Порывшись в кармане, Мейджорс достал деньги и протянул Барни.

— Вот, возьми, пока я не поймаю ее и не приведу назад, — предложил Люк.

Барни с жадностью засунул деньги в карман, их оказалось значительно больше, чем нужно.

— Сестра Мэри — твоя женщина, и тебе придется задать ей взбучку, — заметил он.

— Не беспокойся, как только доберусь до нее, проучу как следует, — заверил Люк.

— Ладно, ты только приведи мою лошадь, она мне очень нравится, — попросил Барни.

— Хорошо, много времени на это не уйдет, — пообещал Мейджорс, направляясь на конюшню за своим конем.

Едва он отошел, Барни отправился на поиск Салли, которому тут же рассказал о случившемся.

Оседлав коня, Люк неторопливым шагом направился к выходу из каньона. Он обратил внимание, что все с любопытством смотрели на него, при этом некоторые улыбались. Откуда-то появился Салли и подошел к Люку.

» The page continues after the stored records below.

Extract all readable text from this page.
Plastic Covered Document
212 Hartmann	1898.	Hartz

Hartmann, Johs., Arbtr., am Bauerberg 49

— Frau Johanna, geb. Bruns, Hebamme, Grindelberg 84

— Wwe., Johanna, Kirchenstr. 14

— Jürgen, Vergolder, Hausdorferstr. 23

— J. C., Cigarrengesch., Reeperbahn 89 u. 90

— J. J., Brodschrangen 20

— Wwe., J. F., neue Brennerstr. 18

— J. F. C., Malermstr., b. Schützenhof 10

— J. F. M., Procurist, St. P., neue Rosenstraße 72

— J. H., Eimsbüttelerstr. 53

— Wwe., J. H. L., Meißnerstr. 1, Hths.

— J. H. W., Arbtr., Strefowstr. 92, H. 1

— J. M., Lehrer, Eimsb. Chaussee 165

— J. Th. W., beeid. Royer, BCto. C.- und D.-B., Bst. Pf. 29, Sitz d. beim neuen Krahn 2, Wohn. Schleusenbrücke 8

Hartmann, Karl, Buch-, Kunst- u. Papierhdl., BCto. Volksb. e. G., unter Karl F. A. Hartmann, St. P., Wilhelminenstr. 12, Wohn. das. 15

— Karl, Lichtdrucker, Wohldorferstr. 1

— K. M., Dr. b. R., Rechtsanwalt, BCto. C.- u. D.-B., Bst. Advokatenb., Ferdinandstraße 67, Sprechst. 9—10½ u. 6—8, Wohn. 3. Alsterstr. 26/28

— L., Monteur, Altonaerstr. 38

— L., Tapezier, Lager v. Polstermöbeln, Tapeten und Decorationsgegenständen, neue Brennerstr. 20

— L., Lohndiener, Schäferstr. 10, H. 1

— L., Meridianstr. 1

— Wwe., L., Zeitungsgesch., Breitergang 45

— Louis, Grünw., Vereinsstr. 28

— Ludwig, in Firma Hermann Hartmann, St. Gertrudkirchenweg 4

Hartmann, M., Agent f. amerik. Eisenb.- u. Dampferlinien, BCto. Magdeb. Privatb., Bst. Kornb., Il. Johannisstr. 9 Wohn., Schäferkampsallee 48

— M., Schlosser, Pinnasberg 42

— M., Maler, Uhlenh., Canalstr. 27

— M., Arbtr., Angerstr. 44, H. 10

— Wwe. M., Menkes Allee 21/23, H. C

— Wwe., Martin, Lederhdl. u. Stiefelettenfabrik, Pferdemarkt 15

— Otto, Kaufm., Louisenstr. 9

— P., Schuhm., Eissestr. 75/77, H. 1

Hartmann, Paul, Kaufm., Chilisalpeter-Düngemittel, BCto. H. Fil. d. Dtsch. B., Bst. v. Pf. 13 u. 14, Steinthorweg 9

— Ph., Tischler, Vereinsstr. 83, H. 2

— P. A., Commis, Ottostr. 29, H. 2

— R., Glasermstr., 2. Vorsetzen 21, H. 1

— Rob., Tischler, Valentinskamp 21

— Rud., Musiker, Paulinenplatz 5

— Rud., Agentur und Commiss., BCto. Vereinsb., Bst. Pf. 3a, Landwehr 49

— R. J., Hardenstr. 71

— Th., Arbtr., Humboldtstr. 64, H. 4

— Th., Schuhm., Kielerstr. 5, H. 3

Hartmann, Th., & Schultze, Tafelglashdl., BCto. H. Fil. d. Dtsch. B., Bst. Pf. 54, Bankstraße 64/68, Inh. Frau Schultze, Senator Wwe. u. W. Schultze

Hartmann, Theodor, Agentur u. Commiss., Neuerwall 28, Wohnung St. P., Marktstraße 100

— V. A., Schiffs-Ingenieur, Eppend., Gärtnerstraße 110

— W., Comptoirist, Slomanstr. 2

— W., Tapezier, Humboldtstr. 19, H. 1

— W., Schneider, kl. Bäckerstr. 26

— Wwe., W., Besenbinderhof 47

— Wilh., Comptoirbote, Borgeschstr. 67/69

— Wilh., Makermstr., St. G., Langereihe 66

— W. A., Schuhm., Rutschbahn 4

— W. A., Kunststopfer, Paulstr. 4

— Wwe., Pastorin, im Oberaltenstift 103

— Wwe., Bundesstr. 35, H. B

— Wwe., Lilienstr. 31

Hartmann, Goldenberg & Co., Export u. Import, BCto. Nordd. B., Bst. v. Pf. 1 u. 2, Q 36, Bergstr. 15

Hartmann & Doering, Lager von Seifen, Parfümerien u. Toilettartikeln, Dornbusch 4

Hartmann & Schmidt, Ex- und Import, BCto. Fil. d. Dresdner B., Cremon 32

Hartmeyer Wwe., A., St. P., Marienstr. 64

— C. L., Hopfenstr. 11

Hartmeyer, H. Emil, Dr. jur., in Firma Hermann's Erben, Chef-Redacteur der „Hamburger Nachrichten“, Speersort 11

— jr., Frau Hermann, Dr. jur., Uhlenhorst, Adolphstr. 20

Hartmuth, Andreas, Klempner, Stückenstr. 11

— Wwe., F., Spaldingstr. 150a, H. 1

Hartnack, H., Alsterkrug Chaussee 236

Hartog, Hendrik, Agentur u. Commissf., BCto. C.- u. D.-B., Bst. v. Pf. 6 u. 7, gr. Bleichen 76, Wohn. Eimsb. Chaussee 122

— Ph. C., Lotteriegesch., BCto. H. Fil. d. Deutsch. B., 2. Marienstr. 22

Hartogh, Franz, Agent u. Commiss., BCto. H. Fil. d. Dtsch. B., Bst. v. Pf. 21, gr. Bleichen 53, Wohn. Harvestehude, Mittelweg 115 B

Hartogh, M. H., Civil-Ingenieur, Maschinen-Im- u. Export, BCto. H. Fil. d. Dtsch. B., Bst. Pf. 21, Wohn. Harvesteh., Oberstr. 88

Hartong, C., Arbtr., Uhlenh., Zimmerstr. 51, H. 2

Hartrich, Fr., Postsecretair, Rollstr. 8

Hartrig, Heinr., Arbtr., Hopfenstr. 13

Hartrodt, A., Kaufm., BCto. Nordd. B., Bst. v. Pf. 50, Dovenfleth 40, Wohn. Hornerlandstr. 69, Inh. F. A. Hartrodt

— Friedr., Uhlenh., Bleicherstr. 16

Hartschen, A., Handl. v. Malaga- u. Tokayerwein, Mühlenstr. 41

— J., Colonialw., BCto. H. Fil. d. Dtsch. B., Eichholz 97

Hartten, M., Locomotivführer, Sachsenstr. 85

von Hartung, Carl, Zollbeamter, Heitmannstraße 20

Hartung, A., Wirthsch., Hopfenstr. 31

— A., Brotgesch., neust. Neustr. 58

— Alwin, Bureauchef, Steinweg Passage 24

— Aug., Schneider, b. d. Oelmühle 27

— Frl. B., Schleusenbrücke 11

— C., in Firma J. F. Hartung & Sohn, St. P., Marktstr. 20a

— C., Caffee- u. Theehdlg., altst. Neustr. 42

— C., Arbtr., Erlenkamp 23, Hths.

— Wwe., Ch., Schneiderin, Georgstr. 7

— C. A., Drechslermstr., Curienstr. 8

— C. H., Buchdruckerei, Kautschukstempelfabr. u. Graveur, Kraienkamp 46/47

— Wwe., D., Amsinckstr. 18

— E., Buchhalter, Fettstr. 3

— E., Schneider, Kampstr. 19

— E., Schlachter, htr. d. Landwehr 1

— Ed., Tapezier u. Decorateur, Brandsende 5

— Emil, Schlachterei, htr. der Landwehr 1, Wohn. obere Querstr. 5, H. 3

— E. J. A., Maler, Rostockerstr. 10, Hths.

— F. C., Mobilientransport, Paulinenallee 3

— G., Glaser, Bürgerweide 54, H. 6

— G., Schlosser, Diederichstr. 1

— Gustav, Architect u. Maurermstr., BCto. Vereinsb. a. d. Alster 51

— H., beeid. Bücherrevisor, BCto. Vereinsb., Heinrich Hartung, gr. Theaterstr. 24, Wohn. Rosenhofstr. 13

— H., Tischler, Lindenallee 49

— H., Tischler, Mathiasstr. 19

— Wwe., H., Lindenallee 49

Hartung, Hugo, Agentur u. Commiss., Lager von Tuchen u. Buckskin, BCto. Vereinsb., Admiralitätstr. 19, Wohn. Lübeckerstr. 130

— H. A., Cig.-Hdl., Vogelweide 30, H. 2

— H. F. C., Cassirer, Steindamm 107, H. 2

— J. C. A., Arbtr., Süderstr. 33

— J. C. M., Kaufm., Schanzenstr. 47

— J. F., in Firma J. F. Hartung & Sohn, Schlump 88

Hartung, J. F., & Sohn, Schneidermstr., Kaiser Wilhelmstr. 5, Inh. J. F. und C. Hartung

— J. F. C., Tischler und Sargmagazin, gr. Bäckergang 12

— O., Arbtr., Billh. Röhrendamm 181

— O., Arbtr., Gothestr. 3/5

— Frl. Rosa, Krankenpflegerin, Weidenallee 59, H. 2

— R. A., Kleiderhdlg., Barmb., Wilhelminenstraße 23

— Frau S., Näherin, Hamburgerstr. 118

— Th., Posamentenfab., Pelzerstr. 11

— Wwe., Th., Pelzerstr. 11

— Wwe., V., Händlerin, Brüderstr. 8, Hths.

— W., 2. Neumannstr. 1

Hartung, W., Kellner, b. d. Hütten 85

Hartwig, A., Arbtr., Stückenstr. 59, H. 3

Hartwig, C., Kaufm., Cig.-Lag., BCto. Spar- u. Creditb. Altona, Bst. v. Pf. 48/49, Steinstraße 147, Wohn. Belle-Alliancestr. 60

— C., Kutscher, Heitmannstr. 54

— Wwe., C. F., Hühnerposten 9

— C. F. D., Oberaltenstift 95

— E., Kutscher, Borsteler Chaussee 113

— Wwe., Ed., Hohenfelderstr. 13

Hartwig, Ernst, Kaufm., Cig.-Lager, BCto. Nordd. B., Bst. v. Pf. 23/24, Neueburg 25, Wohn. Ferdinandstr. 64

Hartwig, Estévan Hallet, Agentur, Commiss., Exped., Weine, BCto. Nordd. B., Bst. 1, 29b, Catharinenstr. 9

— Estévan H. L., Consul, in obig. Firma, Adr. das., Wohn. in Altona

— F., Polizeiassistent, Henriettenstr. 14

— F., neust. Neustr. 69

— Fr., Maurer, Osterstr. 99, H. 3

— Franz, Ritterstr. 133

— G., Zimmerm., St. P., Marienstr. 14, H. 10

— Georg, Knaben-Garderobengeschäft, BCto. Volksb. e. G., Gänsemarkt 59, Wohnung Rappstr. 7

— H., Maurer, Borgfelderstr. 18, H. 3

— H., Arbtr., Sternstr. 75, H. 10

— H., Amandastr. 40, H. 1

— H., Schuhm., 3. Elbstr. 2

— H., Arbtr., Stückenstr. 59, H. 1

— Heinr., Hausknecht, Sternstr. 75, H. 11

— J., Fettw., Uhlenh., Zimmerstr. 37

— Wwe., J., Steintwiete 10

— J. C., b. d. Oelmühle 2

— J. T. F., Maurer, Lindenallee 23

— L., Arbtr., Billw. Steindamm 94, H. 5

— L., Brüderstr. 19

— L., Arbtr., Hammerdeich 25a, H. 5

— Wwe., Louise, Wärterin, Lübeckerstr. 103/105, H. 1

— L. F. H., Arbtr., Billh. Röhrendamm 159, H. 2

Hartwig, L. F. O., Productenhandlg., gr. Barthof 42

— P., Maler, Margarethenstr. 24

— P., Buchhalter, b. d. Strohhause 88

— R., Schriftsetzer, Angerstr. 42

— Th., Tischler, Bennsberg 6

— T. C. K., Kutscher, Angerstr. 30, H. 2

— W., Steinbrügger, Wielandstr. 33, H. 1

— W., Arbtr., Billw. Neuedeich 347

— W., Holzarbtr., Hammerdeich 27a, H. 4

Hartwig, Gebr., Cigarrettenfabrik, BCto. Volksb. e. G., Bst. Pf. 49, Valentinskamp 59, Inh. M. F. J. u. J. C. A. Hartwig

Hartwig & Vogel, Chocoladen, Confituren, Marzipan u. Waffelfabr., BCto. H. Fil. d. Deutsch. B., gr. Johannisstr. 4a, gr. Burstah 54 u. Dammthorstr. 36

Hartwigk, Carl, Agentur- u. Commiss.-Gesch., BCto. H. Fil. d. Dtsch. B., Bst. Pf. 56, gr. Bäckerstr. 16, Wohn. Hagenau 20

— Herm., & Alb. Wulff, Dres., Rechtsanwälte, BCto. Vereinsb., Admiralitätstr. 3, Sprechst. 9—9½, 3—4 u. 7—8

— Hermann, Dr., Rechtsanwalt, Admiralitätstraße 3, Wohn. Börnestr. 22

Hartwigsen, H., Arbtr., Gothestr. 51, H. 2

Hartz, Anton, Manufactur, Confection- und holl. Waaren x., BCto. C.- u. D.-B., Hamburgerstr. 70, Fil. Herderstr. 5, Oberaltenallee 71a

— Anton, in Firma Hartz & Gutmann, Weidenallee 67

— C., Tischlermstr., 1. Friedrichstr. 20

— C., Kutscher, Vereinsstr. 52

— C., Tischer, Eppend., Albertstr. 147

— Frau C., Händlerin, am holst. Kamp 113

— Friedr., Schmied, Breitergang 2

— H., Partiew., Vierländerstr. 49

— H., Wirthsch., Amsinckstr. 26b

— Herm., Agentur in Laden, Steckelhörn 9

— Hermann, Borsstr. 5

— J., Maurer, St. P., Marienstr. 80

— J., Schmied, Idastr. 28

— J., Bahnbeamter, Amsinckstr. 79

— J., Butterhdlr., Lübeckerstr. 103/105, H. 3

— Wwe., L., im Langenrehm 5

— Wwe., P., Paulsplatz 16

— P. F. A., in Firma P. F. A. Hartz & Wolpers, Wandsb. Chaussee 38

— Я слышал, что маленькая проповедница перехитрила тебя, — сказал он с откровенным сарказмом.

Сжав зубы, Люк внимательно посмотрел на стоявшую поблизости толпу мужчин.

— Далеко она от меня не уйдет, — процедил он.

— Должно быть, ты, приятель, не слишком силен по мужской части, — продолжал издеваться Салли. — Иначе чего бы ей сбегать от тебя, а? Она тебя устраивает, а вот ты ее, как я понял, не очень-то.

Наблюдавшие за встречей приятели Салли расхохотались. Люк молча пустил коня галопом.

— Может быть, тебе нужна моя помощь, чтобы вернуть ее, Мейджорс? — крикнул Салли вслед ему. — Я могу помочь. Мои женщины от меня не сбегают, я не могу от них отбиться. Правда, Джуана?

С этими словами он привлек к себе стоявшую рядом Джуану и смачно поцеловал ее. Джуана вернула ему еще более горячий поцелуй, скосив при этом глаза в сторону Люка. Она не теряла надежды вызвать у Мейджорса чувство ревности. Теперь, когда эта противная проповедница сбежала, повариха рассчитывала заполучить кроме Салли также и Люка. Ее мало волновало, что другие женщины и некоторые дети будут сожалеть об отъезде сестры Мэри.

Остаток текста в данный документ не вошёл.